A concorrência foi grande, mas o título de maior absurdo que vi hoje vai para isso aqui:
http://ifpa.edu.br/documentos-institucionais/0000/concurso-tae-2016/2711-anexo-iv-padro-es-avaliativos/file
Tirando apenas ter auto declaração e "seja o que Deus quiser", qual seria a melhor forma de se ter um critério racial para cotas?
Na certidão de nascimento consta raça? 
Acho que é zero o número de filhos de fraudários com tal pensamento de longo prazo. Mas talvez desperte algum mercado de falsificação de certidões de nascimento. O que de qualquer forma ficaria mais solidamente configurado como crime de falsidade ideológica, ou algo assim.

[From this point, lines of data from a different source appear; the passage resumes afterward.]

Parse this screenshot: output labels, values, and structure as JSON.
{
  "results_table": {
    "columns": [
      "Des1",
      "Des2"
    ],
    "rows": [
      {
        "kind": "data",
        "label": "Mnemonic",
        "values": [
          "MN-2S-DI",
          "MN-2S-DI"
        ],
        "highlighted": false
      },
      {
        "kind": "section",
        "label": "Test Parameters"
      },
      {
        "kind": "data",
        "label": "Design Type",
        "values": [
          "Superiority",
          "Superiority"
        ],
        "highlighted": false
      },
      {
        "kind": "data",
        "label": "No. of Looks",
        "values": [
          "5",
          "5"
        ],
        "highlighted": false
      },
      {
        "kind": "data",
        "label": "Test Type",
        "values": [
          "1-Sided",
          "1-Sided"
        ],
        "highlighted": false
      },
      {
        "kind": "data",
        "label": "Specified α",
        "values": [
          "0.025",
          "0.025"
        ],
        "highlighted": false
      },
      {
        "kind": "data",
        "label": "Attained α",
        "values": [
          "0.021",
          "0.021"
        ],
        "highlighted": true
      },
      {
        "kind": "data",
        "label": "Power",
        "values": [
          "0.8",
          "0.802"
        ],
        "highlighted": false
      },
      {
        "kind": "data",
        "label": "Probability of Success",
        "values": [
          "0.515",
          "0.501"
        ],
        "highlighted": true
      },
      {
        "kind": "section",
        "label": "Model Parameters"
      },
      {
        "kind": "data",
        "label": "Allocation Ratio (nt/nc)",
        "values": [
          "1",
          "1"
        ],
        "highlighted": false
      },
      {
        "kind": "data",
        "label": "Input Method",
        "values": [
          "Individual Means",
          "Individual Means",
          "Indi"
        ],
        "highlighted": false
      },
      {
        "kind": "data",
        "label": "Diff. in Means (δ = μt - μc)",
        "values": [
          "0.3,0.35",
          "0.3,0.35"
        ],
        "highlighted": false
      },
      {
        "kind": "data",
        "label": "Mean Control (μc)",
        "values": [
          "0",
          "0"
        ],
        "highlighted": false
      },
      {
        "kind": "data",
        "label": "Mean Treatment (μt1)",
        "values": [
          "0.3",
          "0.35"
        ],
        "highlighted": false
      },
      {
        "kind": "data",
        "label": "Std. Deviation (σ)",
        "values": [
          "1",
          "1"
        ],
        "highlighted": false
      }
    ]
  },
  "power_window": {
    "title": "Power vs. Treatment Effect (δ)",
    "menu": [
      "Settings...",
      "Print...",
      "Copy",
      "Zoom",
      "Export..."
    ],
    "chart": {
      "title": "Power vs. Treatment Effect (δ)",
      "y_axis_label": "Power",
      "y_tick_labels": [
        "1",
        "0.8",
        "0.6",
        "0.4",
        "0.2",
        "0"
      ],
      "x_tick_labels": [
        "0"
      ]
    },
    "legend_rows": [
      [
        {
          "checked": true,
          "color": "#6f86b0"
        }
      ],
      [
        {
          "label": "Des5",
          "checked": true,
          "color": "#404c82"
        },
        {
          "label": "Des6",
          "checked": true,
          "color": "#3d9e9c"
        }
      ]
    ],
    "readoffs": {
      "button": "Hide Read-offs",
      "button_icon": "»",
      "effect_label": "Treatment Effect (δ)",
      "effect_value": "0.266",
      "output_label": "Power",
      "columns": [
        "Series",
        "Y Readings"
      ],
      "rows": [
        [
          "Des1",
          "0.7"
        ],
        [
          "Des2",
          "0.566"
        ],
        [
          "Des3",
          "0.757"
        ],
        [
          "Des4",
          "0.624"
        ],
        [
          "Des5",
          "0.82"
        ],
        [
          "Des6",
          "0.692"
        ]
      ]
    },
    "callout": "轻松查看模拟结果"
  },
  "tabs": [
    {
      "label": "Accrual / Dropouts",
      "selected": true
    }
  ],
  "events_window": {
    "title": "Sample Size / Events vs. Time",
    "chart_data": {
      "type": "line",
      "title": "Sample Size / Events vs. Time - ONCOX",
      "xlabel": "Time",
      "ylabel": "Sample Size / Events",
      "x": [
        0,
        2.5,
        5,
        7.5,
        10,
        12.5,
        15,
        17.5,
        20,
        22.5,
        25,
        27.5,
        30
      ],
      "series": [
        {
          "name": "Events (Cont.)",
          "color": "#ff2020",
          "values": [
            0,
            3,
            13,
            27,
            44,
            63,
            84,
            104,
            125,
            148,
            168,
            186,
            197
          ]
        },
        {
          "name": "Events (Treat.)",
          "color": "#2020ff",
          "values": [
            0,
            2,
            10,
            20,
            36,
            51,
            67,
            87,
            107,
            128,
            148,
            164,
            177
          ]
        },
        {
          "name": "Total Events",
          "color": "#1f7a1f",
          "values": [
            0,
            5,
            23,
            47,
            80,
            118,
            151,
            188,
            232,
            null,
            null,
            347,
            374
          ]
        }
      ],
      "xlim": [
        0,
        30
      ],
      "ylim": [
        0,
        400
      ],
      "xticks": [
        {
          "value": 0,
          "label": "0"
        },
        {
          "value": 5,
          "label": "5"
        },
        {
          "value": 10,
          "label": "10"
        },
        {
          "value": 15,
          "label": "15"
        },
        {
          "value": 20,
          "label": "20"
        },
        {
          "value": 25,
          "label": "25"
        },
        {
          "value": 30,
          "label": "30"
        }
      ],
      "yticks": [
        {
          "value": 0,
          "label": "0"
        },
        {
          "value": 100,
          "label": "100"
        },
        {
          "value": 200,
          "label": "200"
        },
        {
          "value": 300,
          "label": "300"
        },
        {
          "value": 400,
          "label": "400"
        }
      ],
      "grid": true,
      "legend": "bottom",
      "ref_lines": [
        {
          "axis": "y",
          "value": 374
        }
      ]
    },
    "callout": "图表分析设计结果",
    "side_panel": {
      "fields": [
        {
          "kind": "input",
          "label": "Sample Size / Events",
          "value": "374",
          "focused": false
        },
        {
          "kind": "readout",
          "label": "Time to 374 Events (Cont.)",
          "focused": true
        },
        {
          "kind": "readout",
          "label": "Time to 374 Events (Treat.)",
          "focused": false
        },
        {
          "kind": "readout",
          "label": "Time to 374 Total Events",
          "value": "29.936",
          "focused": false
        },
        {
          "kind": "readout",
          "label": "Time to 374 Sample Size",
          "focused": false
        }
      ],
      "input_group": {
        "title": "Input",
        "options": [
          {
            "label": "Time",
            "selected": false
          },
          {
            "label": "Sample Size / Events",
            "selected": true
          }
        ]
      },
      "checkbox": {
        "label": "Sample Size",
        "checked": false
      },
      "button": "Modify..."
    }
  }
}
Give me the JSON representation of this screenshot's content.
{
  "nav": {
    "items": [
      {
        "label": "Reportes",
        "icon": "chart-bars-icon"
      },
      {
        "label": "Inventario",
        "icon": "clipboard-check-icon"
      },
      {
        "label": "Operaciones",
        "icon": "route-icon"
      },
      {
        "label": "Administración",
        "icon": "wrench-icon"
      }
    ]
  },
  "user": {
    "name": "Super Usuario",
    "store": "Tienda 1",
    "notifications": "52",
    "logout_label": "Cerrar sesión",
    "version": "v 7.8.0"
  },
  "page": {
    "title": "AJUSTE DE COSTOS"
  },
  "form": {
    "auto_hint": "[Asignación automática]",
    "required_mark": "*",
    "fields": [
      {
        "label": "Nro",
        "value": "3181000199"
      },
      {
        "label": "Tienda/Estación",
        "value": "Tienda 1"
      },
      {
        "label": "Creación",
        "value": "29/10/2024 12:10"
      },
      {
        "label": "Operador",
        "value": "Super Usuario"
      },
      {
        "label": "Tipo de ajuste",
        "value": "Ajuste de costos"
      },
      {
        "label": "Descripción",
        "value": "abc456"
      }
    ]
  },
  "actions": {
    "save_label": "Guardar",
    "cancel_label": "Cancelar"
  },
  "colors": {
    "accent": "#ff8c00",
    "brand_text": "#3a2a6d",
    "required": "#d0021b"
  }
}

Na certidão de nascimento consta, mas dá na mesma em termos de precisão, porque em casos de dúvida geralmente se coloca o que os pais declaram. Se o objetivo é eliminar subjetividade, não adianta nada. Nem é mais item obrigatório no documento, embora o dado ainda seja colhido e enviado ao governo no ato do registro.
"Deduziam, olhando para os pais e, às vezes, até perguntavam. Mas isso trazia muito constrangimento", comentou. "Muitas vezes, vinha o pai e declarava que o filho tinha cor negra. Depois, vinha a mãe e reclamava. Chegavam a brigar no balcão".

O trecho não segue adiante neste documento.